İktidarın İstanbul’u kaybettiğinin anlaşıldığı andan itibaren yaşananlara da bir bakalım: Önce, iktidarın örgütlü sosyal medya yönlendiricisi kanatlarından olan “Pelikan Grubu” ağırlıklı olmak üzere, AKP’li bir çevre, yoğun biçimde seçimde hile yapıldığı iddiasını gündeme getirmeye başladı. Ancak, bu hamleye yine iktidar yandaşlarından pek rastlanmayan biçimde -genellikle suskunlukla idare edilir- saçmalamayın diyenler de çıktı. İddiaların dozu artınca AKP sözcüsü Ömer Çelik de çıkıp “rahat durun” demek zorunda kaldı. Anlamsız, usulsüz biçimde Binali Yıldırım ile geceyi toplantı halinde geçiren İçişleri ve Adalet bakanları da sessiz kaldılar. Binali Yıldırım’ın -yenilgiyi kabul etmesi olarak yorumlanan- basın toplantısını iptal etmesinden sonra, birden ortaya AKP İl Başkanı çıktı ve hem seçimi kazandıklarını hem de itiraz edeceklerini söyledi. Kazanılmış seçime itiraz anormalliği, sonuca direnme niyetine henüz bir zemin icat edilemediğini gösteriyordu. Sonra ibretle izlenen itiraz süreci başladı. Önce sandık, sonra birleştirme tutanaklarına itiraz edildi, kaydırmalar olmuş, veriler yanlış girilmiş dendi. Bir sonuç çıkmadı. Binali Yıldırım geçersiz oyları işaret etti. Her ilçede geçersiz oylar için itiraz başvuruları başladı. YSK’nın aksi içtihadına rağmen delilsiz, gerekçesiz itirazlar işleme konuldu. Ancak bunun da sayıyı tamamlamaya yetmeyeceği anlaşılınca “oyların hepsini sayın” itirazlarına geçildi. “Neden ve neye dayanarak yapıyorsunuz?” diye soran karşı itirazlar, “başlanmış hazır sayılsın” denilerek geçiştirildi. Bu arada Muş gibi başka yerlerde açık delilleri olan muhalefet itirazları işleme konmadı. Çifte standart, çoklu hukuka dönüştü.

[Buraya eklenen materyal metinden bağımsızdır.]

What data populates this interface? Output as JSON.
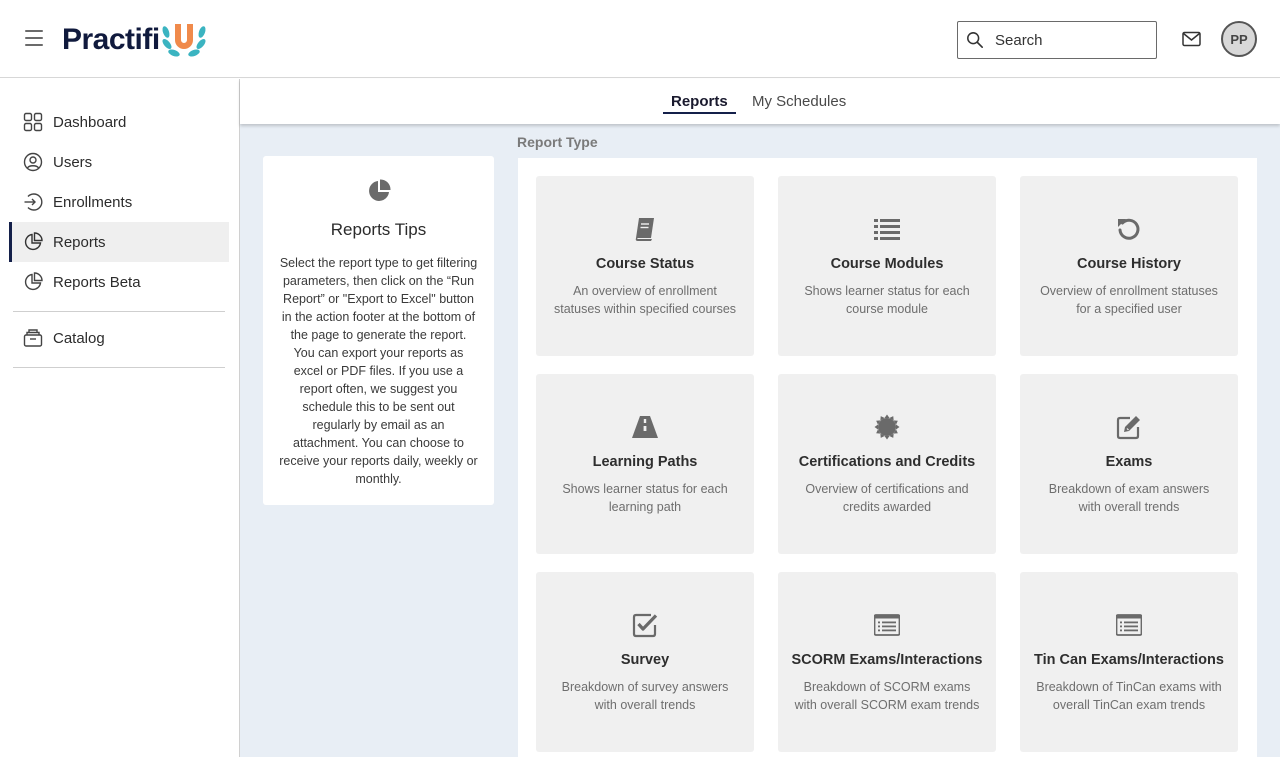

Önce bulunabilen her şeye, sonra bulunmasa bile olabilecek her şeye, sonra olup olamayacağına bakılmadan her duruma yapılan itirazlar ile önce makul olanların, sonra ısrarcı olunanların, en sonunda da hepsinin kabulüne mecbur bırakılan seçim kurulları ve YSK eliyle tam bir kaosa çevrilen süreç başladı. Bu aşamadan sonra sadece hukuk ve ahlak değil, mantık ve matematik de devreden çıktı. Süreci tıkayan bu saçmalıklarla eş zamanlı olarak bir başka psikolojik mücadele de sahneye konuldu. Süreci, seçimi olduğu gibi son derece sakin ve başarılı yürüten Ekrem İmamoğlu’nun iktidarı zorlayan çıkışlarına önce alçak, sonra da tehdit dozu yüksek karşılıklar gelmeye başladı. Hakkı Özdal’ın dün yazdığı Yol ayrımı: Genleşmiş ‘Pelikan’a karşı Türkiye yazısında da gayet isabetli biçimde ortaya konulduğu gibi; “İlk iki gün için yenilginin faturasıyla karşılaşmamak çabasındaki bir klik tarafından yürütülen ve bizzat AKP içindeki ya da çevresindeki kişi ve kesimler tarafından da yakışıksız bulunduğu açıkça dile getirilen bu sonuçları tanımama operasyonu, giderek daha çok iktidar aktörünün katıldığı bir ‘merkezi tutum’ haline geliyor.” Bu noktada, İmamoğlu’nun Anıtkabir ziyareti hakkında açıklama yapan Milli Savunma Bakanlığı’nı ve hem mevcut seçim kurullarını, hem aldığı oyun takipçisi siyasileri tehdit eden Bahçeli’yi özel olarak not etmek gerekir. Piyasaların ve dış dünyanın yaratılan belirsizliğe henüz bir tepki vermemiş olması da kayda değer.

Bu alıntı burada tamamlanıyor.